Bibi Ferreira inaugura programação de novo teatro
São Paulo, 31 (AE) - Há cinco anos, a atriz Bibi Ferreira criou o espetáculo "Bibi Canta e Conta Piaf" para ser apresentado uma única vez num grande evento carioca. Algum tempo depois, o espetáculo fez temporada no Canecão do Rio e, neste fim de semana, será apresentado pela primeira vez em São Paulo, inaugurando oficialmente o Teatro Renaissance. No dia 11, será a vez de Raul Cortez entrar em temporada na mesma casa com o monólogo "Um Certo Olhar - Pessoa Lorca".
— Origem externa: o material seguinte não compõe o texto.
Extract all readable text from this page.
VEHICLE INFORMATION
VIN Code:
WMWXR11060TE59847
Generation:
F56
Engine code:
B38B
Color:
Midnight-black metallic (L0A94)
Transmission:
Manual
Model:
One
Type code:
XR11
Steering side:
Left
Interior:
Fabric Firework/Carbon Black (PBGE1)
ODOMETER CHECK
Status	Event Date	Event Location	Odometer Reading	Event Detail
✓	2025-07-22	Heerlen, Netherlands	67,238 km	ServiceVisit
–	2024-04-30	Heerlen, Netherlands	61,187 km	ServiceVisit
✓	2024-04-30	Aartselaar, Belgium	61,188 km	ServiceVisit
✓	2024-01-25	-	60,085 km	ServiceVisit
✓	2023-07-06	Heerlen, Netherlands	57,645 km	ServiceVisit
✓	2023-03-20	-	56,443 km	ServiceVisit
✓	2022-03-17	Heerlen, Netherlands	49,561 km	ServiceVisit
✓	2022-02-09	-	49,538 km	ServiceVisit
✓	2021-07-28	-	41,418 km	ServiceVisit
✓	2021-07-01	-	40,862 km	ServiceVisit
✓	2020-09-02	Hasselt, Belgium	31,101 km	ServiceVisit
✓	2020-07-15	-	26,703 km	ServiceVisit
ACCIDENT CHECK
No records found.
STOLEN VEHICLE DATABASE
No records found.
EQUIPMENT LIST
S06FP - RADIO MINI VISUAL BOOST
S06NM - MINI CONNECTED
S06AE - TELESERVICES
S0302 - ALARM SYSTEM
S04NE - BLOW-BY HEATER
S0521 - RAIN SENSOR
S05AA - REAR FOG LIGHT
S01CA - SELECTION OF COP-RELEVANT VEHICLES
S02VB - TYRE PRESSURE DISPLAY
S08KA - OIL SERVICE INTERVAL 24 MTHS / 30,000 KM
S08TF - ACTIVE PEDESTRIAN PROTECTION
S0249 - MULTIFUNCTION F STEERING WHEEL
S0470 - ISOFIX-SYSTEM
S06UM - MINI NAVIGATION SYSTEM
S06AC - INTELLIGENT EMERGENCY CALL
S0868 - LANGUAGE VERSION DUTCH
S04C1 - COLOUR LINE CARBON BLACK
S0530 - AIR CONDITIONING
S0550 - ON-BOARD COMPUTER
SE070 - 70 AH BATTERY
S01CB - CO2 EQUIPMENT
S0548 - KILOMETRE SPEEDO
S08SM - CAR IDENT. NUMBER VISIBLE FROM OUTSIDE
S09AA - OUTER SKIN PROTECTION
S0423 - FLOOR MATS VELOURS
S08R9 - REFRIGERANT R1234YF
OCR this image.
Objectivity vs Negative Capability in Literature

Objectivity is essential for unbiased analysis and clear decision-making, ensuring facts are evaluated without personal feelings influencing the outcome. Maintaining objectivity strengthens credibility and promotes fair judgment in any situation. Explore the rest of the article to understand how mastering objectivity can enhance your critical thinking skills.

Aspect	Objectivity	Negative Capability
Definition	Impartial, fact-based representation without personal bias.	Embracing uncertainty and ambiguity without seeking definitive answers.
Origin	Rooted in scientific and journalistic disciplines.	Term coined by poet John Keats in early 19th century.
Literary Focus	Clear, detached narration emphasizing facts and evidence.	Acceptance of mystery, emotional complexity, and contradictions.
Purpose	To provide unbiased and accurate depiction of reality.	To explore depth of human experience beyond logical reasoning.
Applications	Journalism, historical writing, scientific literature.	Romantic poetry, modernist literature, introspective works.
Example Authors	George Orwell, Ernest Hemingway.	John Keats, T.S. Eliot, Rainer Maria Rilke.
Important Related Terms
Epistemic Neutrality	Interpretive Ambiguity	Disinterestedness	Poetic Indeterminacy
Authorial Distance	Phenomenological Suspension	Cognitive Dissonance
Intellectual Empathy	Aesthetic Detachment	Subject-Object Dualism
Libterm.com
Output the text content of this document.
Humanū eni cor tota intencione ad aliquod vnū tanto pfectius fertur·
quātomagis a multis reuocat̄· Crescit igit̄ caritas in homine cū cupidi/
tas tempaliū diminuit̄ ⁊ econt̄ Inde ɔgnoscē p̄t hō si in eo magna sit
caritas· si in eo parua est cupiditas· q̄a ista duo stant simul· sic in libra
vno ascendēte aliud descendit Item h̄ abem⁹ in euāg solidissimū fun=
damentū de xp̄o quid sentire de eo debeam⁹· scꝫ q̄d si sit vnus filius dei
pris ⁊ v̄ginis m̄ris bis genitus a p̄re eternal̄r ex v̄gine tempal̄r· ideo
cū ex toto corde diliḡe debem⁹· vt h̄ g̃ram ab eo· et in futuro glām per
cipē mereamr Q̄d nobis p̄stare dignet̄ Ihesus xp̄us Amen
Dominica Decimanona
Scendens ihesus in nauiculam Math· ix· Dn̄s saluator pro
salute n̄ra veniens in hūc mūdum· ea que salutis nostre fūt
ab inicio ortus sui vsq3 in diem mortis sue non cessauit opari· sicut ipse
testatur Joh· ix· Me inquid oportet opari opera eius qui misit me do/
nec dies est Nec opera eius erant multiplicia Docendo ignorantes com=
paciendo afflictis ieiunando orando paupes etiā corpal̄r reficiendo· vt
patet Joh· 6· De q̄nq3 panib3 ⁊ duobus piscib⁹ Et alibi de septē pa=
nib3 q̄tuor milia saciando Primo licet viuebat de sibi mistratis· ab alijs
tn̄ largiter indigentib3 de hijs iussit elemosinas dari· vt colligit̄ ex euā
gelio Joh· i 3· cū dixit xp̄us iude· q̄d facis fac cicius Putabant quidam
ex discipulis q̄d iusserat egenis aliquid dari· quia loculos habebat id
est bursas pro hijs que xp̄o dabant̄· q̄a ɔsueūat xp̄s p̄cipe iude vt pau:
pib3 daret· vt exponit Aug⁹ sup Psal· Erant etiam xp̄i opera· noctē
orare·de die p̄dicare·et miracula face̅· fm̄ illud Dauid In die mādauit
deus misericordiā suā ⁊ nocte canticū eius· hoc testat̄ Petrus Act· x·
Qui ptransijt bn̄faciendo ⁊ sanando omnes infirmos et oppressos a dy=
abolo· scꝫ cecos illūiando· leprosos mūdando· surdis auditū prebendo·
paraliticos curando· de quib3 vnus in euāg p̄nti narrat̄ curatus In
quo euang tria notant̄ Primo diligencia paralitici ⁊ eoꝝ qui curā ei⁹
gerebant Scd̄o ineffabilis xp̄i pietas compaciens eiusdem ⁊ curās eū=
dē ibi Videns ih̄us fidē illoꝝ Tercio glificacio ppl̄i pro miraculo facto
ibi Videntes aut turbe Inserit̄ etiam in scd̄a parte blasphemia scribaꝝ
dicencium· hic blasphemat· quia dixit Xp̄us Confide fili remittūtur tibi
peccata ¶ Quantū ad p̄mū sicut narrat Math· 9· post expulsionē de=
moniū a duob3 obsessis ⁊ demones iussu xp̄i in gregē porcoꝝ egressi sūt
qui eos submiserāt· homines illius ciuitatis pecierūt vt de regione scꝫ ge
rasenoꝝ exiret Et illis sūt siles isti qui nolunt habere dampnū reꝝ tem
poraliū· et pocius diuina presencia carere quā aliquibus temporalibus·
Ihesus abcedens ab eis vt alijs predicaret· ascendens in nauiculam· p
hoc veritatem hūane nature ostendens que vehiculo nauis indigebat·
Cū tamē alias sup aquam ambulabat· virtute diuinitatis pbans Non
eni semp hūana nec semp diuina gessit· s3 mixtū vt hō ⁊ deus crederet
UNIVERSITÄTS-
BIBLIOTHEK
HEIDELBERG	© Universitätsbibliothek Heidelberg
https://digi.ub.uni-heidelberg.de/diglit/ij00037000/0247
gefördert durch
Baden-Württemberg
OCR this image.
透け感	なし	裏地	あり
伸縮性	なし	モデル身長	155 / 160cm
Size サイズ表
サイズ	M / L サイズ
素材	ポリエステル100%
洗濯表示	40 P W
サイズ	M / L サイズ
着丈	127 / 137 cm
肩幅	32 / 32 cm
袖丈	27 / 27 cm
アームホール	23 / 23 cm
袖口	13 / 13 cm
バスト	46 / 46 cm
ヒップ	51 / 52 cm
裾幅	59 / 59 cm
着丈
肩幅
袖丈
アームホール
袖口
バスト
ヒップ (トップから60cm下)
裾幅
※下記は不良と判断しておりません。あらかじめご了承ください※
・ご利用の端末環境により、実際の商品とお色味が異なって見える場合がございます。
"Fiz muitas viagens a São Paulo nos dois últimos anos e estou feliz em inaugurar mais um teatro muito bonito". Quem teve a oportunidade de ouvi-la cantando na abertura de entrega do Prêmio Apetesp, na semana passada, sabe que sua bela voz e talento por si só valem uma ida a qualquer teatro. Em "Bibi Canta e Conta Piaf", o ator Nilson Raman narra a história da cantora francesa Edith Piaf desde o início de sua carreira, cantando no Cabaré Gernys, de segunda categoria, até ser descoberta por Raymond Asso e atingir o auge do sucesso na àpera de Paris. A narrativa é intercalada pelas canções interpretadas pela atriz. No palco estão, ainda, os músicos Aldo Vale, no baixo; Irene Mutanen, no acordeão; e André Santos, na bateria. Piano, regência e arranjos ficaram a cargo do maestro Nelson Melim. "Ele criou novos e belíssimos arranjos, alguns brilhantes como o da canção "La Ville Inconnue", do qual eu gosto especialmente".
No espetáculo, Bibi canta 15 canções do repertório de Piaf, algumas famosas como "La Vie en Rose", "Hymne à lAmour" e "Milord" e outras do repertório inicial da cantora
de gosto duvidoso, como "Monsieur Saint-Pierre", que Bibi canta em português. "A letra tem humor e por isso precisa ser entendida". Entre os grandes momentos está a interpretação de "Padan, Padan", "uma canção difícil de cantar".
Poesia - No dia 11, Raul Cortez sobe ao palco do Renaissance levando consigo a poesia de dois dos maiores poetas ibéricos, o português Fernando Pessoa e o espanhol Federico Garcia Lorca, em "Um Certo Olhar - Pessoa Lorca". O ator criou com seu roteiro um desenho das inquietações do homem desde a infância, passando pela adolescência e a descoberta do amor para chegar à maturidade e daí saltar para a velhice, a finitude, o medo da morte. Tudo sem acrescentar nenhuma palavra à obra dos dois poetas.
Nessa empreitada, Cortez foi dirigido por José Possi Neto e divide o palco com os músicos César Assolant (violão e guitarra) e Marcos Vinícius Penna (violino e bandolim). No palco
Cortez fala poesias como se contasse histórias e ainda conta histórias tiradas de peças de Lorca, como as de "O Malefício da Mariposa", com grande talento e humor. (B.N.)